There is a chance that someone borrowed the code, whether out of convenience or as an attempt to throw investigators off the scent. However, experts at Kaspersky argue that a deliberate plant is "improbable" given that the similar code was removed later on. And besides, the presence of kill switches in both original and modified versions of WannaCry supports the notion that these are state-sponsored hackers. As FOX-IT's Maarten van Danzig explains to Ars Technica, run-of-the-mill criminals rarely include failsafe measures like this -- why would they want to stop the money from pouring in? Moreover, the malware doesn't even bother to automatically check whether or not victims have paid up. If profit was really the motive, the code was exceptionally sloppy.
It's going to take much more research before experts can pin down WannaCry's origins, assuming that's possible.
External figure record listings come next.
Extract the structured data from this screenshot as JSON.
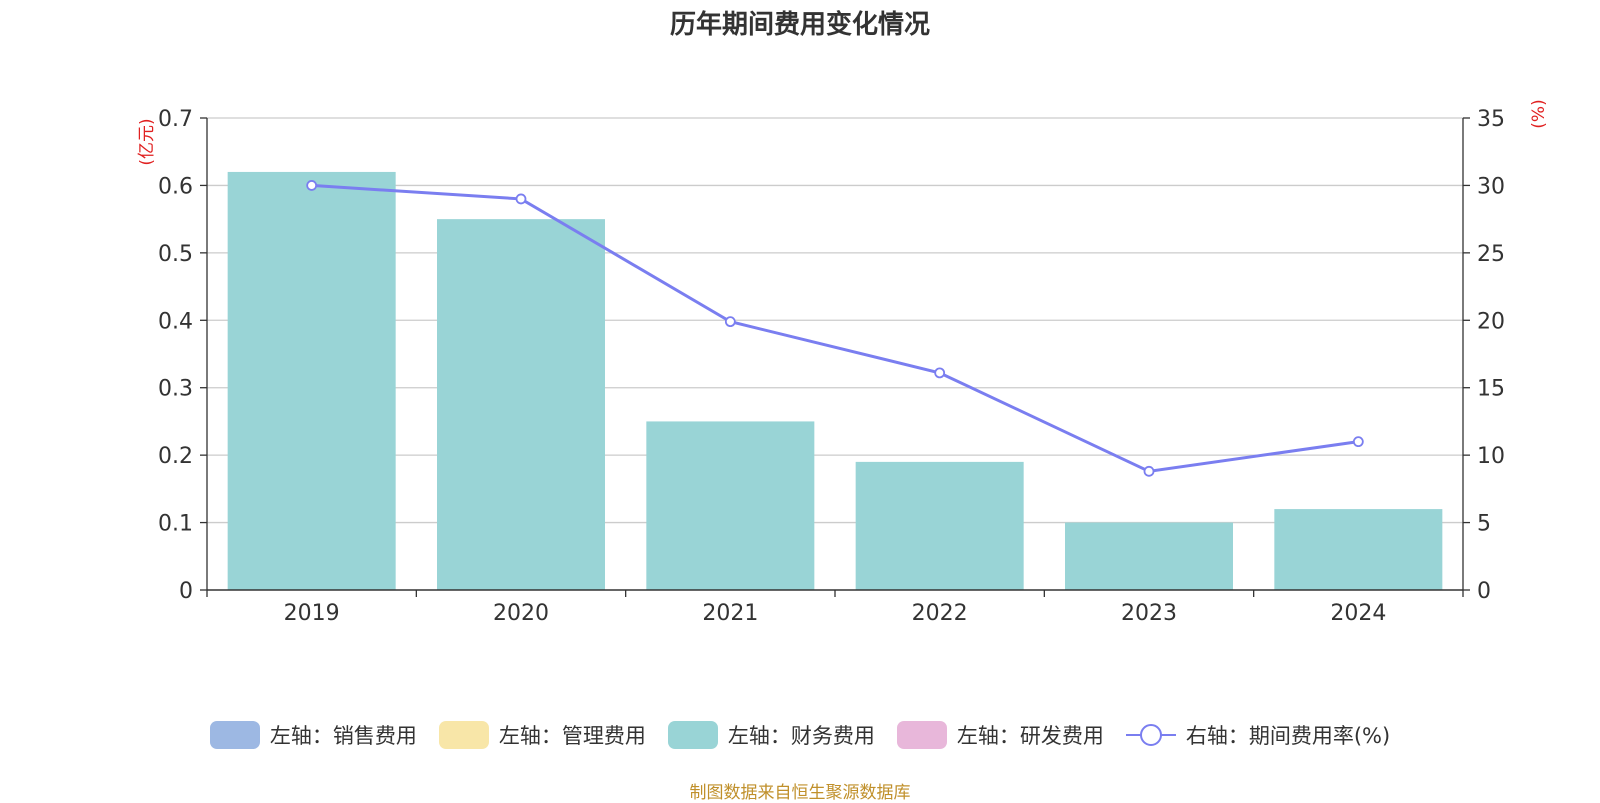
{
  "chart_data": {
    "type": "bar",
    "title": "历年期间费用变化情况",
    "categories": [
      "2019",
      "2020",
      "2021",
      "2022",
      "2023",
      "2024"
    ],
    "left_axis": {
      "unit": "(亿元)",
      "ylim": [
        0,
        0.7
      ],
      "ticks": [
        "0",
        "0.1",
        "0.2",
        "0.3",
        "0.4",
        "0.5",
        "0.6",
        "0.7"
      ]
    },
    "right_axis": {
      "unit": "(%)",
      "ylim": [
        0,
        35
      ],
      "ticks": [
        "0",
        "5",
        "10",
        "15",
        "20",
        "25",
        "30",
        "35"
      ]
    },
    "series": [
      {
        "name": "左轴：销售费用",
        "type": "bar",
        "axis": "left",
        "color": "#9db8e3",
        "values": [
          0,
          0,
          0,
          0,
          0,
          0
        ]
      },
      {
        "name": "左轴：管理费用",
        "type": "bar",
        "axis": "left",
        "color": "#f8e6a8",
        "values": [
          0,
          0,
          0,
          0,
          0,
          0
        ]
      },
      {
        "name": "左轴：财务费用",
        "type": "bar",
        "axis": "left",
        "color": "#99d4d6",
        "values": [
          0.62,
          0.55,
          0.25,
          0.19,
          0.1,
          0.12
        ]
      },
      {
        "name": "左轴：研发费用",
        "type": "bar",
        "axis": "left",
        "color": "#e8b7da",
        "values": [
          0,
          0,
          0,
          0,
          0,
          0
        ]
      },
      {
        "name": "右轴：期间费用率(%)",
        "type": "line",
        "axis": "right",
        "color": "#7a7ef0",
        "values": [
          30.0,
          29.0,
          19.9,
          16.1,
          8.8,
          11.0
        ]
      }
    ],
    "grid": true,
    "legend_position": "bottom"
  },
  "source_note": "制图数据来自恒生聚源数据库"
}
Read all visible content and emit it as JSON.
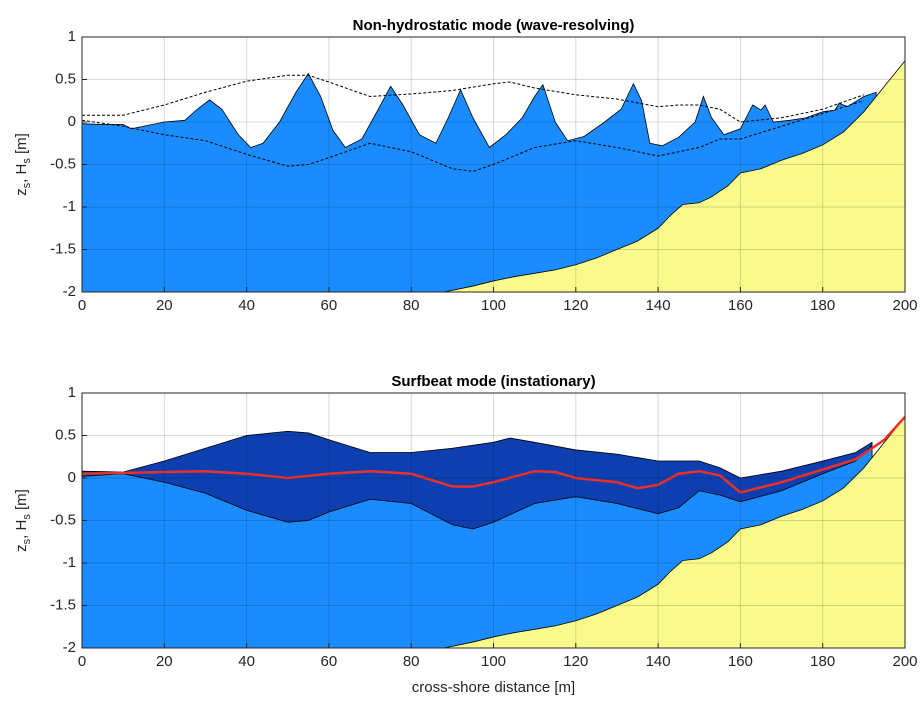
{
  "chart_data": [
    {
      "type": "area",
      "title": "Non-hydrostatic mode (wave-resolving)",
      "ylabel": [
        "z",
        "s",
        ", H",
        "s",
        " [m]"
      ],
      "xlim": [
        0,
        200
      ],
      "xticks": [
        0,
        20,
        40,
        60,
        80,
        100,
        120,
        140,
        160,
        180,
        200
      ],
      "ylim": [
        -2,
        1
      ],
      "yticks": [
        -2,
        -1.5,
        -1,
        -0.5,
        0,
        0.5,
        1
      ],
      "grid": true,
      "series": [
        {
          "style": "area",
          "color": "#1a8cff",
          "x": [
            0,
            5,
            10,
            12,
            15,
            20,
            25,
            28,
            31,
            34,
            38,
            41,
            44,
            48,
            52,
            55,
            58,
            61,
            64,
            68,
            72,
            75,
            78,
            82,
            86,
            89,
            92,
            95,
            99,
            103,
            107,
            110,
            112,
            115,
            118,
            122,
            127,
            131,
            134,
            136,
            138,
            141,
            145,
            149,
            151,
            153,
            156,
            160,
            163,
            165,
            166,
            168,
            172,
            176,
            180,
            183,
            184,
            186,
            190,
            193
          ],
          "values": [
            -0.02,
            -0.03,
            -0.03,
            -0.08,
            -0.05,
            0.0,
            0.02,
            0.15,
            0.26,
            0.15,
            -0.15,
            -0.3,
            -0.25,
            0.0,
            0.35,
            0.57,
            0.3,
            -0.1,
            -0.3,
            -0.2,
            0.15,
            0.42,
            0.2,
            -0.15,
            -0.25,
            0.05,
            0.38,
            0.05,
            -0.3,
            -0.15,
            0.05,
            0.3,
            0.44,
            0.0,
            -0.22,
            -0.17,
            0.0,
            0.15,
            0.45,
            0.25,
            -0.25,
            -0.28,
            -0.18,
            0.0,
            0.3,
            0.05,
            -0.15,
            -0.08,
            0.2,
            0.14,
            0.2,
            0.0,
            0.02,
            0.05,
            0.12,
            0.14,
            0.22,
            0.18,
            0.3,
            0.35
          ]
        },
        {
          "style": "area",
          "color": "#fafa8c",
          "x": [
            88,
            95,
            100,
            105,
            110,
            115,
            120,
            125,
            130,
            135,
            140,
            143,
            146,
            150,
            153,
            157,
            160,
            165,
            170,
            175,
            180,
            185,
            190,
            195,
            200
          ],
          "values": [
            -2,
            -1.93,
            -1.87,
            -1.82,
            -1.78,
            -1.74,
            -1.68,
            -1.6,
            -1.5,
            -1.4,
            -1.25,
            -1.1,
            -0.97,
            -0.95,
            -0.88,
            -0.75,
            -0.6,
            -0.55,
            -0.45,
            -0.37,
            -0.27,
            -0.12,
            0.12,
            0.42,
            0.72
          ]
        },
        {
          "style": "dashed",
          "color": "#000000",
          "x": [
            0,
            10,
            20,
            30,
            40,
            50,
            55,
            60,
            70,
            80,
            90,
            100,
            104,
            110,
            120,
            130,
            140,
            145,
            150,
            155,
            160,
            170,
            180,
            190
          ],
          "values": [
            0.08,
            0.08,
            0.2,
            0.35,
            0.48,
            0.55,
            0.55,
            0.47,
            0.3,
            0.33,
            0.37,
            0.45,
            0.47,
            0.4,
            0.32,
            0.27,
            0.18,
            0.2,
            0.2,
            0.15,
            0.0,
            0.05,
            0.15,
            0.32
          ]
        },
        {
          "style": "dashed",
          "color": "#000000",
          "x": [
            0,
            10,
            20,
            30,
            40,
            50,
            55,
            60,
            70,
            80,
            90,
            95,
            100,
            110,
            120,
            130,
            140,
            150,
            155,
            160,
            170,
            180,
            190
          ],
          "values": [
            0.02,
            -0.05,
            -0.15,
            -0.22,
            -0.38,
            -0.52,
            -0.5,
            -0.42,
            -0.25,
            -0.35,
            -0.55,
            -0.58,
            -0.5,
            -0.3,
            -0.22,
            -0.3,
            -0.4,
            -0.3,
            -0.2,
            -0.2,
            -0.05,
            0.1,
            0.25
          ]
        }
      ]
    },
    {
      "type": "area",
      "title": "Surfbeat mode (instationary)",
      "ylabel": [
        "z",
        "s",
        ", H",
        "s",
        " [m]"
      ],
      "xlabel": "cross-shore distance [m]",
      "xlim": [
        0,
        200
      ],
      "xticks": [
        0,
        20,
        40,
        60,
        80,
        100,
        120,
        140,
        160,
        180,
        200
      ],
      "ylim": [
        -2,
        1
      ],
      "yticks": [
        -2,
        -1.5,
        -1,
        -0.5,
        0,
        0.5,
        1
      ],
      "grid": true,
      "series": [
        {
          "style": "area",
          "color": "#0d3fb0",
          "x": [
            0,
            10,
            20,
            30,
            40,
            50,
            55,
            60,
            70,
            80,
            90,
            100,
            104,
            110,
            120,
            130,
            140,
            150,
            155,
            160,
            170,
            180,
            188,
            192
          ],
          "values": [
            0.08,
            0.07,
            0.2,
            0.35,
            0.5,
            0.55,
            0.53,
            0.45,
            0.3,
            0.3,
            0.35,
            0.42,
            0.47,
            0.42,
            0.33,
            0.28,
            0.2,
            0.2,
            0.12,
            0.0,
            0.08,
            0.2,
            0.3,
            0.42
          ]
        },
        {
          "style": "area",
          "color": "#1a8cff",
          "x": [
            0,
            10,
            20,
            30,
            40,
            50,
            55,
            60,
            70,
            80,
            90,
            95,
            100,
            110,
            120,
            130,
            140,
            145,
            150,
            155,
            160,
            170,
            180,
            188,
            192
          ],
          "values": [
            0.02,
            0.05,
            -0.05,
            -0.18,
            -0.38,
            -0.52,
            -0.5,
            -0.4,
            -0.25,
            -0.3,
            -0.55,
            -0.6,
            -0.52,
            -0.3,
            -0.22,
            -0.3,
            -0.42,
            -0.35,
            -0.15,
            -0.2,
            -0.28,
            -0.15,
            0.05,
            0.2,
            0.38
          ]
        },
        {
          "style": "area",
          "color": "#fafa8c",
          "x": [
            88,
            95,
            100,
            105,
            110,
            115,
            120,
            125,
            130,
            135,
            140,
            143,
            146,
            150,
            153,
            157,
            160,
            165,
            170,
            175,
            180,
            185,
            190,
            195,
            200
          ],
          "values": [
            -2,
            -1.93,
            -1.87,
            -1.82,
            -1.78,
            -1.74,
            -1.68,
            -1.6,
            -1.5,
            -1.4,
            -1.25,
            -1.1,
            -0.97,
            -0.95,
            -0.88,
            -0.75,
            -0.6,
            -0.55,
            -0.45,
            -0.37,
            -0.27,
            -0.12,
            0.12,
            0.42,
            0.72
          ]
        },
        {
          "style": "line",
          "color": "#e8302a",
          "x": [
            0,
            10,
            20,
            30,
            40,
            50,
            60,
            70,
            80,
            90,
            95,
            100,
            110,
            115,
            120,
            130,
            135,
            140,
            145,
            150,
            155,
            160,
            170,
            180,
            188,
            195,
            200
          ],
          "values": [
            0.05,
            0.06,
            0.07,
            0.08,
            0.05,
            0.0,
            0.05,
            0.08,
            0.05,
            -0.1,
            -0.1,
            -0.05,
            0.08,
            0.07,
            0.0,
            -0.05,
            -0.12,
            -0.08,
            0.05,
            0.08,
            0.03,
            -0.17,
            -0.05,
            0.1,
            0.22,
            0.45,
            0.72
          ]
        }
      ]
    }
  ]
}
You certainly won't get a confession from North Korea even if there's smoking gun evidence of its involvement. However, what's here at least gives investigators a starting point.
Update (5/22): Kim In Ryong, North Korea's deputy ambassador to the United Nations, has branded the claim that North Korea is linked to the WannaCry ransomware as "ridiculous." Speaking at a press conference, he said: "Whenever something strange happens, it is the stereotype way of the United States and the hostile forces that kick off noisy anti-DPRK campaign deliberately linking with DPRK (Democratic People's Republic of Korea)."